Inhouse vs. outsourcing of software development is more than a simple make-or-buy decision because it is a matter of knowledge management. Program comprehension is known to be a key cost-driver in software development. Every line of code is read many times more often than it is written or modified. If a software system does not show excellent quality attributes concerning program comprehension and maintainability, a hand-over to a new development team easily becomes a nightmare. Developers and their companies become more and more irreplaceable the more implicit knowledge exists about a system - in business terms a typical case of rising supplier power.

A supplier usually does not have much interest in spending time on fixing quality issues because he gets paid for implementing features and fixing bugs. He does not care if the system he implements is in a future-prove condition because he will not be the one paying the price for expensive maintenance or an early replacement. In some cases he could even profit from such a situation. We even saw cases where software suppliers rate the complexity of change requests and charge more for complex ones. Thus, there is no incentive for a developer working in such a constellation to care about long-term maintainability and the reduction of complexity.

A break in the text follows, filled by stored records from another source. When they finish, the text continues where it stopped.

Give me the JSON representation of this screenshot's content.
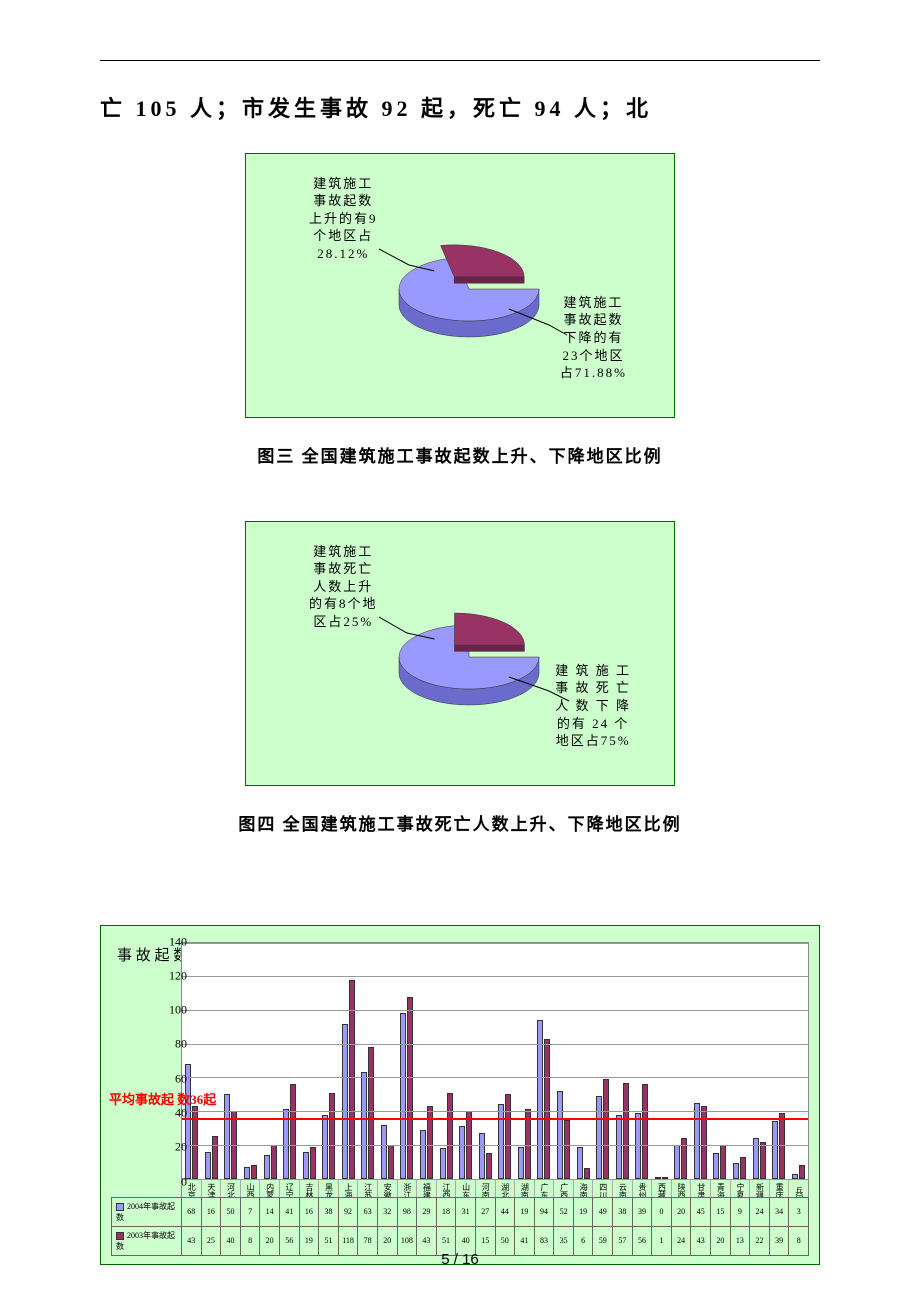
{
  "body_text": "亡 105 人；市发生事故 92 起，死亡 94 人；北",
  "page_number": "5  /  16",
  "pie3": {
    "caption": "图三  全国建筑施工事故起数上升、下降地区比例",
    "background_color": "#ccffcc",
    "border_color": "#006600",
    "slice_small": {
      "label": "建筑施工\n事故起数\n上升的有9\n个地区占\n28.12%",
      "percent": 28.12,
      "color": "#993366",
      "side_color": "#6b2447"
    },
    "slice_large": {
      "label": "建筑施工\n事故起数\n下降的有\n23个地区\n占71.88%",
      "percent": 71.88,
      "color": "#9999ff",
      "side_color": "#6b6bcc"
    }
  },
  "pie4": {
    "caption": "图四  全国建筑施工事故死亡人数上升、下降地区比例",
    "background_color": "#ccffcc",
    "border_color": "#006600",
    "slice_small": {
      "label": "建筑施工\n事故死亡\n人数上升\n的有8个地\n区占25%",
      "percent": 25,
      "color": "#993366",
      "side_color": "#6b2447"
    },
    "slice_large": {
      "label": "建 筑 施 工\n事 故 死 亡\n人 数 下 降\n的有 24 个\n地区占75%",
      "percent": 75,
      "color": "#9999ff",
      "side_color": "#6b6bcc"
    }
  },
  "bar": {
    "ylabel": "事\n故\n起\n数",
    "ylim": [
      0,
      140
    ],
    "ytick_step": 20,
    "grid_color": "#999999",
    "plot_bg": "#ffffff",
    "panel_bg": "#ccffcc",
    "ref_line_value": 36,
    "ref_line_color": "#ff0000",
    "ref_label": "平均事故起\n数36起",
    "series_a": {
      "name": "2004年事故起数",
      "color": "#9999ff"
    },
    "series_b": {
      "name": "2003年事故起数",
      "color": "#993366"
    },
    "categories": [
      "北京市",
      "天津市",
      "河北省",
      "山西省",
      "内蒙区",
      "辽宁省",
      "吉林省",
      "黑龙江",
      "上海市",
      "江苏省",
      "安徽省",
      "浙江省",
      "福建省",
      "江西省",
      "山东省",
      "河南省",
      "湖北省",
      "湖南省",
      "广东省",
      "广西区",
      "海南省",
      "四川省",
      "云南省",
      "贵州省",
      "西藏区",
      "陕西省",
      "甘肃省",
      "青海省",
      "宁夏区",
      "新疆区",
      "重庆市",
      "兵团"
    ],
    "values_a": [
      68,
      16,
      50,
      7,
      14,
      41,
      16,
      38,
      92,
      63,
      32,
      98,
      29,
      18,
      31,
      27,
      44,
      19,
      94,
      52,
      19,
      49,
      38,
      39,
      0,
      20,
      45,
      15,
      9,
      24,
      34,
      3
    ],
    "values_b": [
      43,
      25,
      40,
      8,
      20,
      56,
      19,
      51,
      118,
      78,
      20,
      108,
      43,
      51,
      40,
      15,
      50,
      41,
      83,
      35,
      6,
      59,
      57,
      56,
      1,
      24,
      43,
      20,
      13,
      22,
      39,
      8
    ]
  }
}
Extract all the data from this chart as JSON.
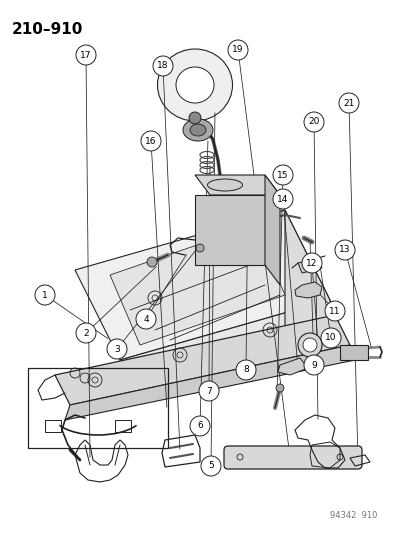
{
  "title": "210–910",
  "watermark": "94342  910",
  "bg_color": "#ffffff",
  "title_fontsize": 11,
  "watermark_fontsize": 6,
  "parts": [
    {
      "id": "1",
      "bx": 0.11,
      "by": 0.555
    },
    {
      "id": "2",
      "bx": 0.21,
      "by": 0.625
    },
    {
      "id": "3",
      "bx": 0.285,
      "by": 0.655
    },
    {
      "id": "4",
      "bx": 0.355,
      "by": 0.6
    },
    {
      "id": "5",
      "bx": 0.51,
      "by": 0.875
    },
    {
      "id": "6",
      "bx": 0.485,
      "by": 0.8
    },
    {
      "id": "7",
      "bx": 0.505,
      "by": 0.735
    },
    {
      "id": "8",
      "bx": 0.595,
      "by": 0.695
    },
    {
      "id": "9",
      "bx": 0.76,
      "by": 0.685
    },
    {
      "id": "10",
      "bx": 0.8,
      "by": 0.635
    },
    {
      "id": "11",
      "bx": 0.81,
      "by": 0.585
    },
    {
      "id": "12",
      "bx": 0.755,
      "by": 0.495
    },
    {
      "id": "13",
      "bx": 0.835,
      "by": 0.47
    },
    {
      "id": "14",
      "bx": 0.685,
      "by": 0.375
    },
    {
      "id": "15",
      "bx": 0.685,
      "by": 0.33
    },
    {
      "id": "16",
      "bx": 0.365,
      "by": 0.265
    },
    {
      "id": "17",
      "bx": 0.21,
      "by": 0.105
    },
    {
      "id": "18",
      "bx": 0.395,
      "by": 0.125
    },
    {
      "id": "19",
      "bx": 0.575,
      "by": 0.095
    },
    {
      "id": "20",
      "bx": 0.76,
      "by": 0.23
    },
    {
      "id": "21",
      "bx": 0.845,
      "by": 0.195
    }
  ]
}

Missing or confusing comments are no problem for a developer if the colleague sitting at the next table wrote the code. You can name your identifiers a1 to a17 if you are the only person digging in that piece of code. If you only show architecture documents to your customer, nobody will notice that the system itself has nothing in common with the beautiful diagrams in this document. We see these kinds of issues that hamper maintainability and shorten the lifetime of a system every day. These are indicators of uncontrolled outsourcing that will lead to trouble in the end.

Hand-over scenarios are always difficult because lots of knowledge about the system is lost when the former developers leave. The only key to make hand-over situations work at least somehow, is enforcing quality and making the code and documentation readable, understandable, homogeneous and consistent.

Even if software development is not in the main scope of your business, every organization that depends on software must have regulations what level of software quality they need and what this really means for the development projects they run. Furhermore, people are needed to assess these quality aspects. Controlling the quality level reached is a continuous activity. Assessing the quality status shortly before a hand-over is usually no good idea. In this case the old supplier will not be available for clean-up activities or redocumentation anymore and the new supplier will raise the price for maintaining low-quality software. Quality control only makes sense as a flanking activity throughout the lifecycle of a system, with regular quality impovement tasks for the development team that can be resolved just like functional change requests in the usual development process. Regularly measuring and inspecting the artifacts created in development projects and an early feedback to quality issues arising will provide a fundament to save software systems from an early death by quality decay.